A Compass to Understanding the Hungarian Economy of the 19th–20th Centuries

My slides for the EABH 2025 conference

From the Austro-Hungarian Monarchy to the post-war transitional economy, Hungary’s economic structure underwent profound transformations between 1874 and 1944. Yet our quantitative understanding of these changes has remained limited, largely due to the fragmented and unstructured nature of historical financial records. The Magyar Compass, a yearbook published throughout this period, offers a rare longitudinal source documenting firms, financial institutions, and corporate networks with remarkable precision.

Our objective is to reframe the Magyar Compass as a computational dataset—one that enables systematic economic-historical research through modern document processing techniques.

The project begins with automated access to the Arcanum Digital Archives. Using a Playwright-based browser automation framework, we efficiently handle dynamic content loading, user session management, and page download limits (5,000 pages/day), ensuring reliable access and recovery.
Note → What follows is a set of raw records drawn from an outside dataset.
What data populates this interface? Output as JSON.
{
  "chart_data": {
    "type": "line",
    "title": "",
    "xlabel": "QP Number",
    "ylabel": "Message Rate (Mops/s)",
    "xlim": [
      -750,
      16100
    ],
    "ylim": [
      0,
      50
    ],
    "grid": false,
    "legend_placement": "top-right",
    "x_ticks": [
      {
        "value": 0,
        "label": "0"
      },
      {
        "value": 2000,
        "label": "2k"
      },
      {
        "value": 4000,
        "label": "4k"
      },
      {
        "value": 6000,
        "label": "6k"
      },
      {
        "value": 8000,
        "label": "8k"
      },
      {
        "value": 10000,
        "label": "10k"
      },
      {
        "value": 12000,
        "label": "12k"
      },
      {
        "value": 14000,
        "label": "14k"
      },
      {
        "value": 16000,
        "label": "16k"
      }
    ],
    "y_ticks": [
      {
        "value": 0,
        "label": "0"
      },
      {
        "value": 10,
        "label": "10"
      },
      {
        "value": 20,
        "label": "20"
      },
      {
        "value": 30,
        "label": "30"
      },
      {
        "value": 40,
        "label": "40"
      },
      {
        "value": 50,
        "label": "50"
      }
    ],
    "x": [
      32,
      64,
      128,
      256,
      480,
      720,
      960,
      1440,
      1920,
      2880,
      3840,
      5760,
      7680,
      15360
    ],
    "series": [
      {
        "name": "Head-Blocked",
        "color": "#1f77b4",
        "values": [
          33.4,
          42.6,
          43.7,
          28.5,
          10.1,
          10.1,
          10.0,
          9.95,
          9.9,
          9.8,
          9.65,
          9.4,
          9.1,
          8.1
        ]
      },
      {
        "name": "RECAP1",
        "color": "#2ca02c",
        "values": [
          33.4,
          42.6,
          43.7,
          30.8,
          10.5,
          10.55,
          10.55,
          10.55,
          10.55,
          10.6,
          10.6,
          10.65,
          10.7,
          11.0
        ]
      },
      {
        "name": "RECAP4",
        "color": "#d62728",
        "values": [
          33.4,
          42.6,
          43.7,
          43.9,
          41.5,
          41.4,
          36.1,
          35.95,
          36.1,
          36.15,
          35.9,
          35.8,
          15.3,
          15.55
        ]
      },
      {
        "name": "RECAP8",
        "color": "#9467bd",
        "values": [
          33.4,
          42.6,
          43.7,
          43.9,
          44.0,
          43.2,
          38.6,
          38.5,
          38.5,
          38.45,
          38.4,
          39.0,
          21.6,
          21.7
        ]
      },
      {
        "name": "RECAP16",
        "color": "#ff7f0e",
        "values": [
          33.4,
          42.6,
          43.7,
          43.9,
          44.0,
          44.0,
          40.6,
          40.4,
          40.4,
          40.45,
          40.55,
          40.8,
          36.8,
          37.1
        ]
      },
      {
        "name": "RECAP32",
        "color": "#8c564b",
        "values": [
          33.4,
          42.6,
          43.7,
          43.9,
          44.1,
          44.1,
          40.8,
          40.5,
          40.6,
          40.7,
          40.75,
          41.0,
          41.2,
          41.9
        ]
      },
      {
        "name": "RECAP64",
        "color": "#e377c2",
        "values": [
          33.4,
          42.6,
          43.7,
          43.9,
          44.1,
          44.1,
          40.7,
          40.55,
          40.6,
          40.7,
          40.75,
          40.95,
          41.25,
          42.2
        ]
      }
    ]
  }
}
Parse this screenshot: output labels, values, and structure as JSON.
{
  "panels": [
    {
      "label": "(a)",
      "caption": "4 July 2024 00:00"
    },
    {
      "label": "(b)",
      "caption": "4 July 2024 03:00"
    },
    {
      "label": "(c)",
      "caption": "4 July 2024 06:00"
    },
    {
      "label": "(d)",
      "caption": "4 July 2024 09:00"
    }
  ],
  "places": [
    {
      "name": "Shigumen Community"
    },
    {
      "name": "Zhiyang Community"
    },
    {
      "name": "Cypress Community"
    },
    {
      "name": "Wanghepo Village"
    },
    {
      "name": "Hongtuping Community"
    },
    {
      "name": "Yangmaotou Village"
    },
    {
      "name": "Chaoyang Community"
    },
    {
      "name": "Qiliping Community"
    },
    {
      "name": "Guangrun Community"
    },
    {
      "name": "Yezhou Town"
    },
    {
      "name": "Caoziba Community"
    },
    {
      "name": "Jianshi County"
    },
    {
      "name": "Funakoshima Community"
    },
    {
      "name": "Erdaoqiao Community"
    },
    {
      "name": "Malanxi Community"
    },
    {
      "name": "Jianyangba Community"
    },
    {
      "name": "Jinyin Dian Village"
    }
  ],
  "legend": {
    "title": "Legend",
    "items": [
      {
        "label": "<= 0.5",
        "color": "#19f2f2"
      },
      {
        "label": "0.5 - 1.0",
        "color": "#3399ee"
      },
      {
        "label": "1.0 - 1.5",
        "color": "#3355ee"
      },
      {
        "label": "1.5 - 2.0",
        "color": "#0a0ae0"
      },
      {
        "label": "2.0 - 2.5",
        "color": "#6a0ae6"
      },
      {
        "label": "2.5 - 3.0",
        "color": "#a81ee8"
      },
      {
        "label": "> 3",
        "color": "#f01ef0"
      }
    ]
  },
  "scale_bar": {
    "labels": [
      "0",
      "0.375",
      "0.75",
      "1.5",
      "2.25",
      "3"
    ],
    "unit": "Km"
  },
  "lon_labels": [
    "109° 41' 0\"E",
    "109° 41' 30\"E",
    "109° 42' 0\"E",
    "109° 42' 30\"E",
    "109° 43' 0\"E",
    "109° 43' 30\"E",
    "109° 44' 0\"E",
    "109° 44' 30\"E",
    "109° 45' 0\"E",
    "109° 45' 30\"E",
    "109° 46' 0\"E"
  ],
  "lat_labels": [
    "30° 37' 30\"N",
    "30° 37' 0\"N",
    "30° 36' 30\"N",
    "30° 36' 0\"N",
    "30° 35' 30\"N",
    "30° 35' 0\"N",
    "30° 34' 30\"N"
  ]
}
This step provides the raw material: over 70 years of digitized but unstructured publications.

The core challenge is to convert these publications into analyzable form. Standard OCR is insufficient. To address this, we introduce a domain-specific language (DSL) designed in Python. The DSL represents books as nested data structures—books, chapters, pages, lines, and words—allowing precise navigation and transformation. With this tool, spatial relationships (e.g., identifying tables below company names or detecting balance sheet alignments) can be encoded directly into code.

Key features of the DSL include:

Bidirectional navigation across hierarchy levels
Position-based cropping and comparison
Automatic chapter detection and file organization
Cached properties for performance efficiency

Using this DSL, we define document anchors (e.g., company names, tabular data, balance sheets) and manipulate them using spatial algebra—operations such as containment, union, and distance.

The next layer is hybrid information extraction. A rule-based parser identifies typical elements (e.g., dotted tables), attempts to extract and validate asset-liability items, and checks consistency by comparing both sides of the balance sheet. If a match fails or ambiguity arises, the system falls back to a Vision-Language Model (VLLM) which processes image crops and returns structured JSON.

The workflow includes error detection and feedback. Extracted data is validated using Pydantic schemas. When errors occur—such as mismatched sums—feedback is sent to the model, enabling intelligent retries. For example:

“The sum of item’s values 1.993,545 does not match the sheet value 2.044,165.”

Our hybrid recognition pipeline achieves the following performance distribution:

Rule-based success: 46%
VLLM success: 22%
VLLM failure: 32%

The approach balances deterministic precision with the flexibility of AI. It allows for self-correcting workflows and supports performance benchmarking by method class.

Planned improvements include:

Integration of larger vision models (e.g., OpenAI, Gemini)
Enhanced feedback generation based on sum discrepancies
Improved sequence logic for detecting company sections
OCR adaptation for historical typographies
Packaging tools for broader archival integration
Extension to other historical financial yearbooks

By transforming the Magyar Compass into a structured corpus, we open a new frontier for data-driven economic history. The result is not only a technical achievement but also a methodological contribution: a scalable pipeline for making archival financial records computationally accessible.

Explore the repositories here:

https://github.com/MarcellGranat/arcanum-pw
https://github.com/MarcellGranat/compassVLLM

This is an invitation to rethink how we engage with history—not just by reading it, but by computing it.